A pesquisa do Dr. Schultes sobre plantas que produziam alucinógenos como peiote e ayahuasca tornou alguns de seus livros favoritos de culto entre os jovens experimentadores de drogas na década de 1960. Suas descobertas também influenciaram ícones culturais como Aldous Huxley, William Burroughs e Carlos Castaneda (1925-1998), escritores que consideravam os alucinógenos como as portas para a autodescoberta.

Dr. Schultes desdenhava esses autoproclamados profetas de uma realidade interior. Ele descartou com severidade Timothy Leary, o guru das drogas dos anos 1960 que também lecionava em Harvard, por ser tão pouco versado em espécies alucinógenas que escreveu errado os nomes latinos das plantas.

De acordo com um artigo de 1996 no The Los Angeles Times, quando Burroughs descreveu uma viagem psicodélica como uma experiência metafísica de abalar a terra, a resposta do Dr. Schultes foi: “Isso é engraçado, Bill, tudo o que vi foram cores.”

Dr. Schultes pode ter contribuído para a era psicodélica com suas descobertas etnobotânicas, mas para ele essas eram as plantas sagradas dos índios que deveriam ser estudadas por seu valor medicinal. Ele foi, em muitos aspectos, um retrocesso a uma época anterior da pesquisa científica. Ele não tinha interesse em publicidade ou autopromoção. Em vez de se limitar a uma especialidade restrita, ele era um generalista que cruzava várias disciplinas científicas.

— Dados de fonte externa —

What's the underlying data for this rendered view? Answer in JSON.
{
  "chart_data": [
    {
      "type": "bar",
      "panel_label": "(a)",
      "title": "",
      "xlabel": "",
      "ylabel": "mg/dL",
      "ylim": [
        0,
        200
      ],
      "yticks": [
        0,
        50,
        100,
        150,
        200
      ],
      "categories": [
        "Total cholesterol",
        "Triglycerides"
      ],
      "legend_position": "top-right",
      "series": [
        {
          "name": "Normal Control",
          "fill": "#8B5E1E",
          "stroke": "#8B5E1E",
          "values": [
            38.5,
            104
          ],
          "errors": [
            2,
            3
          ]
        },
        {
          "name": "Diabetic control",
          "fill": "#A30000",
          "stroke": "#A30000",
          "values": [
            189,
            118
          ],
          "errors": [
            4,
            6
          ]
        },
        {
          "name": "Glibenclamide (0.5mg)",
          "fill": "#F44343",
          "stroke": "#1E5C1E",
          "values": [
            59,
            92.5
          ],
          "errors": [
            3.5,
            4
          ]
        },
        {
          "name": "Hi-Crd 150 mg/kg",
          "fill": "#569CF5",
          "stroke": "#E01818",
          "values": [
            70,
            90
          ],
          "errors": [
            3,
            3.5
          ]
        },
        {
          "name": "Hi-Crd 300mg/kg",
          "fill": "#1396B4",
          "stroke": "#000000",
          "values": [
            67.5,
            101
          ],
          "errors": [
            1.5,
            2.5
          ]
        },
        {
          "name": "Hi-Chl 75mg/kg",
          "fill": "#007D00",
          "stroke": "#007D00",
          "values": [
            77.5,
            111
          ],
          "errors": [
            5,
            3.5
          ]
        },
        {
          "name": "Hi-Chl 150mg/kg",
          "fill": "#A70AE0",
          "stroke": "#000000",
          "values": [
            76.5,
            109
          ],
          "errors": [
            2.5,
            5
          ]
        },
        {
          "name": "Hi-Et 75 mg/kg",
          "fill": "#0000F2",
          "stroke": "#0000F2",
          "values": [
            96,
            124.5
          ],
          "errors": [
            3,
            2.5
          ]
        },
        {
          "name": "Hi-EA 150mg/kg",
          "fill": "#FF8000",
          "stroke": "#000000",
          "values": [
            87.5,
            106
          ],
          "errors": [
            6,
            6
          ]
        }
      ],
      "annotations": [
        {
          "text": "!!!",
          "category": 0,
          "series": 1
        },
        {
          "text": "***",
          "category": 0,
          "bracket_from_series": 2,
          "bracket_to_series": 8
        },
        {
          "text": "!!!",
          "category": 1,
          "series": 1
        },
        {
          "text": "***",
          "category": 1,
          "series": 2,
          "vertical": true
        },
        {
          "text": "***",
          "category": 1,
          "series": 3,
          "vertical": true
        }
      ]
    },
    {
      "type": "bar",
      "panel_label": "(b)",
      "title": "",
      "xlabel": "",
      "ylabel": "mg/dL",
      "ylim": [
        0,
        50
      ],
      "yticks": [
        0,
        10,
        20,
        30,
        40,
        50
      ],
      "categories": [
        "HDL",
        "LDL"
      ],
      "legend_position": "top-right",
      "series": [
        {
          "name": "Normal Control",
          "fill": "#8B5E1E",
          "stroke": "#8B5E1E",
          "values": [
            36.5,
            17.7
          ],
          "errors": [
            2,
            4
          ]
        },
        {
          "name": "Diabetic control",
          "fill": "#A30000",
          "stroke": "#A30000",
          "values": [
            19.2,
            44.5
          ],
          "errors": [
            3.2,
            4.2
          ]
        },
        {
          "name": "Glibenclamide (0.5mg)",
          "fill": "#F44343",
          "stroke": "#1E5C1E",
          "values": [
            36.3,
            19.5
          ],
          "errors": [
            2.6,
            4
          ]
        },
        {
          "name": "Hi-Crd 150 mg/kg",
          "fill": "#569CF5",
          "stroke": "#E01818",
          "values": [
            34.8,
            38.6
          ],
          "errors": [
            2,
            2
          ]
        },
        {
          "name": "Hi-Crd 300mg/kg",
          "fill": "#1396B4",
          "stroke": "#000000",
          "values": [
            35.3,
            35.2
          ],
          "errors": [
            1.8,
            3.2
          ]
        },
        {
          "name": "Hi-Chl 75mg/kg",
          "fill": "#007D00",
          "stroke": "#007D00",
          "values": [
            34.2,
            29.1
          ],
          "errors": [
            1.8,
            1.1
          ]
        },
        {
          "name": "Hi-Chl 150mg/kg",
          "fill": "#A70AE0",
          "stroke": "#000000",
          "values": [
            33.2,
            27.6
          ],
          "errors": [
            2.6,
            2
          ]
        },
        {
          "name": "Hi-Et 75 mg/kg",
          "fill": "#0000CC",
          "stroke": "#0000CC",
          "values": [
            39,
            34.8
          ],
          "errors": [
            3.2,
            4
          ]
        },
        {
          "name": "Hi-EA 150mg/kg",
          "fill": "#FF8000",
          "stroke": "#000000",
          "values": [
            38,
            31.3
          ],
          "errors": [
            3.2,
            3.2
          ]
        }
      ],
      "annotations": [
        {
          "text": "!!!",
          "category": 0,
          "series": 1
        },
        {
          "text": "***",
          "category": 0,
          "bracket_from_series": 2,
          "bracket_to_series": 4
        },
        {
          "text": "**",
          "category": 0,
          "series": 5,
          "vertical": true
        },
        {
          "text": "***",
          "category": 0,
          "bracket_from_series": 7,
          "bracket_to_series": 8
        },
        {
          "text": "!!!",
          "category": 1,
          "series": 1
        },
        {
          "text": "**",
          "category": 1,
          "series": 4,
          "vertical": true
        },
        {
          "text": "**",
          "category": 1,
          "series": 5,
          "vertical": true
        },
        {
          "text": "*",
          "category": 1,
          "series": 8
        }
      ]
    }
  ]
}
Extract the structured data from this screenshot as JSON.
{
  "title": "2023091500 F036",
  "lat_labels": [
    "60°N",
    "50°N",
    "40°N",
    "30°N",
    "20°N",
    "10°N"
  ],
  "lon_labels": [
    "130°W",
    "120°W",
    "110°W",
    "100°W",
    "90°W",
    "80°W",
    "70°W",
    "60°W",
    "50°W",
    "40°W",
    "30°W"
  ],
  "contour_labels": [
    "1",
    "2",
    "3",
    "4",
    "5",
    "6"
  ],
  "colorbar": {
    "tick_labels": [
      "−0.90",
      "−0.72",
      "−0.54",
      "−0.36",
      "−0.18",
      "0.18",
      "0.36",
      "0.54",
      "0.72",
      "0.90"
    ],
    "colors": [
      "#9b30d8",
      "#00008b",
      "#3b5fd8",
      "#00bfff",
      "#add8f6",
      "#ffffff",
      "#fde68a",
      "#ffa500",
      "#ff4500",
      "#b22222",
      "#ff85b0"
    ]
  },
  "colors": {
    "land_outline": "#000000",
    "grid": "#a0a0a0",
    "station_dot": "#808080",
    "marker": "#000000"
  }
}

Dr. Schultes ensinou mais pelo exemplo pessoal do que pelo uso do intelecto vigoroso. Sua sala de aula parecia um museu etnográfico, com enormes mapas da Amazônia, trajes de dança nativa, máscaras demoníacas, cachimbos de ópio, espécimes secos de plantas medicinais e alucinógenas e uma zarabatana para dardos com ponta envenenada, cujo uso ele às vezes demonstrava cautelosamente em aula.

Seu ex-aluno, Dr. Plotkin, relembrou uma palestra em que o professor mostrou slides de dançarinos mascarados na Amazônia sob a influência de uma poção alucinógena. Referindo-se a si mesmo, Dr. Schultes disse à classe: “O da esquerda tem um diploma de Harvard. Próximo slide, por favor.”

Richard Evans Schultes traçou seu fascínio pelas florestas tropicais sul-americanas às fantasias evocadas enquanto ele estava acamado quando criança. Ele nasceu em 12 de janeiro de 1915, em Boston, onde seu pai era encanador e sua mãe dona de casa. Confinado em seu quarto por meses com um problema de estômago quando tinha cerca de 5 anos de idade, ele ouvia extasiado trechos lidos por seus pais de “Notas de um botânico na Amazônia e nos Andes”, um diário de viagem mantido por o naturalista britânico do século 19 Richard Spruce (1817-1893). A impressão deixada por aquelas passagens foi tão forte que o menino decidiu seguir os passos de Spruce.

Recebendo uma bolsa integral para Harvard, Schultes escreveu um trabalho de graduação sobre as propriedades do peiote que alteram a mente, com base em pesquisas que realizou com índios Kiowa em Oklahoma que ingeriram o alucinógeno em cerimônias para se comunicar com seus ancestrais. Para sua tese de doutorado, também em Harvard, ele escolheu as plantas usadas pelos índios de Oaxaca, estado do sul do México. Em sua pesquisa lá, ele encontrou uma espécie de sementes de glória da manhã que continha uma forma natural de LSD.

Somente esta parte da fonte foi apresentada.